Plexus Cotton Limited reported that New York (NY) futures rebounded this week, as May advanced 224 points to close at 89.58 cents, while December gained just 68 points to close at 88.95 cents.
In our last report we argued that cheap cotton may actually be a lot less plentiful than what statistics lead us to believe, because China has absorbed a lot of excess cotton into its balance sheet and a big chunk of the remaining exportable surplus is located in relatively expensive origins like Australia and Central Asia. Thanks to a depressed NY futures market, the US has been one of the more ‘affordable origins’ recently, which has allowed it to conclude a decent amount of export business over the last couple of weeks.
US export sales for the week of March 15 were once again above expectations at 200’400 running bales for the current marketing year, plus there were another 87’100 running bales sold for August onwards shipment. What’s remarkable apart from the volume sold is that 19 markets participated in the buying, signaling that US cotton is currently one of the more attractive as well as one of the more reliable origins available. Commitments for the current season now amount to 11.9 million statistical bales, whereof 6.4 million have so far been exported.
When we look at the US balance sheet, we have supply at 18.3 million bales (2.6 beginning stocks and 15.7 crop), from which we need to deduct 3.4 million for domestic mill use and 11.9 million bales in export commitments. This leaves theoretically around 3.0 million bales of uncommitted cotton, but since our statistics are based on a snapshot at the end of July, we have to reserve around 0.9 million bales for domestic mills use between August and October and there are probably around 0.5 million bales in export commitments for August onwards that will be supplied from existing stocks. In other words, there are not much more than 1.6 million bales for sale at this point and some of these bales may already be spoken for, because there are still around 1.4 million bales in ‘optional origins’ sales on the books.
Typically one would expect to see price rationing and a slowdown in activity in a tightening supply situation like this, but what we are witnessing is actually the opposite, as US export sales have been accelerating in recent weeks and prices have been trending lower due to a bearish outlook for new crop. There is no incentive for anyone who is holding cotton to keep sitting on it, because the market offers no carry and the statistical picture for next season is still rather depressing. Therefore, old crop cotton gets pushed out the door as fast as possible, which in turn tightens the remaining supply even further and forces a steeper inversion, thereby creating even more of an incentive to let go of existing stocks.

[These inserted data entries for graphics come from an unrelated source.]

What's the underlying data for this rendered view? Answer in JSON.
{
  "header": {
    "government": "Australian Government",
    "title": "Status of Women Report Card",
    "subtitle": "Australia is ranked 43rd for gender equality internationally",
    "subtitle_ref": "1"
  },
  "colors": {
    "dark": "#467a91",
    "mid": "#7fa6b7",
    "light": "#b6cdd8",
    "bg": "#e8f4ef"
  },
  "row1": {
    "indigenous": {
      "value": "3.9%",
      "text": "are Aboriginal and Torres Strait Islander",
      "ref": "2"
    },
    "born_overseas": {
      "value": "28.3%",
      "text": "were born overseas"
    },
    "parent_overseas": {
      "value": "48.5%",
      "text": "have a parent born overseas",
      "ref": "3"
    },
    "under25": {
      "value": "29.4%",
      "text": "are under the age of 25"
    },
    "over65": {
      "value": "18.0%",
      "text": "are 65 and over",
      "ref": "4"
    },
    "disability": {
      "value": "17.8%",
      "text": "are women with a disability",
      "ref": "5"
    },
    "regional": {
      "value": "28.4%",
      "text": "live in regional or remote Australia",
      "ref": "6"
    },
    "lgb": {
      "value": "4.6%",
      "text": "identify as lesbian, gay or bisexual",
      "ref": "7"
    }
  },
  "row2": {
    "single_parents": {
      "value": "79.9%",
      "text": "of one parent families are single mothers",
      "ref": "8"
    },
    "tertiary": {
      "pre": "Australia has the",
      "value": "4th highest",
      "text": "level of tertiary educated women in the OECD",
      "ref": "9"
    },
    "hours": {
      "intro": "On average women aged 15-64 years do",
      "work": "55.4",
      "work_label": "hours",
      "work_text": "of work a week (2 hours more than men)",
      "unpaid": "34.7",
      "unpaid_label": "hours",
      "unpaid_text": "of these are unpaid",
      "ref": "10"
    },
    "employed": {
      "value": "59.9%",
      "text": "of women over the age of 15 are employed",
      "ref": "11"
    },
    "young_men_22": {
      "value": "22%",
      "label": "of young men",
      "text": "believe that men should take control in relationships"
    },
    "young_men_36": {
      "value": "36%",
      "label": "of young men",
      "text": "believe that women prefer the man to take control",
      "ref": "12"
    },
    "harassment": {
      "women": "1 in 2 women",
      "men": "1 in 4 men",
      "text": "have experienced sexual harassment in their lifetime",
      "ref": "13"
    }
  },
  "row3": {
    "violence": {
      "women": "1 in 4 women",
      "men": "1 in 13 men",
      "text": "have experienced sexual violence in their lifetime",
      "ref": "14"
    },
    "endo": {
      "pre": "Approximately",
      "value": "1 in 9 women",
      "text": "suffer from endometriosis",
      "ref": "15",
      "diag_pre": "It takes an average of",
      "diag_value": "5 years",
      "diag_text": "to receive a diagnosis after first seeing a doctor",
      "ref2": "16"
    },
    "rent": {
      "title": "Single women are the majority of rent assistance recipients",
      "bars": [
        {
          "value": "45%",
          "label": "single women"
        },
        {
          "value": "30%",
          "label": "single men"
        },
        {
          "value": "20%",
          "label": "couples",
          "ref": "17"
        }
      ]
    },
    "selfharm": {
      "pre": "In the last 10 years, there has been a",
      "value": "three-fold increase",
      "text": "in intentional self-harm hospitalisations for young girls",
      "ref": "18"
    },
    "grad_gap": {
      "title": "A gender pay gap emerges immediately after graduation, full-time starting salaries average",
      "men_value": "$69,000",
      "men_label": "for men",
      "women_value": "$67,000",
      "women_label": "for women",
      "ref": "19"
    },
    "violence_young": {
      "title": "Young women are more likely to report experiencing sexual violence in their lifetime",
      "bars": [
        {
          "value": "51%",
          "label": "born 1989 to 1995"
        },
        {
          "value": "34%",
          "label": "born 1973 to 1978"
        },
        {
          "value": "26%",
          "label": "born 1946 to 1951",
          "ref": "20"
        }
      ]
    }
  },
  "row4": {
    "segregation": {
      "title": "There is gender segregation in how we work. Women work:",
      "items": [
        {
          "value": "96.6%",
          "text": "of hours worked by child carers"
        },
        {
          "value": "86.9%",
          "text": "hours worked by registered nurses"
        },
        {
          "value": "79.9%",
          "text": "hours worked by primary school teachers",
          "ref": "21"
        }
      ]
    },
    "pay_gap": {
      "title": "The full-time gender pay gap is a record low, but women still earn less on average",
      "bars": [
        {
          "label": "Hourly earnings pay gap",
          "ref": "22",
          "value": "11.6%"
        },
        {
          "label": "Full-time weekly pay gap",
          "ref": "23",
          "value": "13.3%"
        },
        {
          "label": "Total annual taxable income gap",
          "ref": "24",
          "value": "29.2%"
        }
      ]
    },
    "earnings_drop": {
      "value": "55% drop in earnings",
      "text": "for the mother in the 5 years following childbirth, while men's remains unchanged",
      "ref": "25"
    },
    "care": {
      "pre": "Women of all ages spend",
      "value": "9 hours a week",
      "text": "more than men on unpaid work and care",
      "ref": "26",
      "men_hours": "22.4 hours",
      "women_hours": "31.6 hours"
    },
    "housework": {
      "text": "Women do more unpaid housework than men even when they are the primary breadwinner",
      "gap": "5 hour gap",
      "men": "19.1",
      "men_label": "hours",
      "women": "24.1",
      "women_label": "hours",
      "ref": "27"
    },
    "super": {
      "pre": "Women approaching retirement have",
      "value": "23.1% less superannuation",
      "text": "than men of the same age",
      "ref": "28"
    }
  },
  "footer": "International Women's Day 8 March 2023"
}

As the US races towards a sold out position, the futures market could turn into a dangerous bear trap for the many shorts that remain in May and July. Based on our calculation above, the amount of uncommitted US cotton amounts to just 1.6 million or an equivalent of 16’000 contracts, while the open interest in May and July futures amounted to over 139’000 contracts or 13.9 million bales as of this morning. Although we realize that some of these open futures may have offsetting options positions against them, the amount of open interest remains rather high compared to what is left for sale in the US.
So what is this huge short interest in May and July futures against? For one, there are still over 30’000 contracts or 3.0 million bales in unfixed on-call sales on May and July, and merchants hold sold short futures or options against many of them. Then there are basis-long positions in foreign growths, such as Australia, Brazil or various African origins, where a physical long is being ‘protected’ with a short futures or options position. The last category involves speculative short positions, with large specs/hedge funds currently holding the largest short position in over three years, with 8000 contracts in net shorts and 44’000 contracts in outright shorts. Although some of these shorts may belong to December, specs typically play in nearby futures for liquidity reasons.
So where do we go from here? We don’t like the current set-up in the futures market, where the trade and speculators are both leaning towards the short side, while inactive index funds are holding the longs. Since the US is almost sold out, we believe that it won’t take much to spook these shorts into covering their positions in a less than orderly fashion. As we have pointed out last week, we don’t think it is a good idea to be short nearby futures and would advise to do any short hedging in the December contract instead.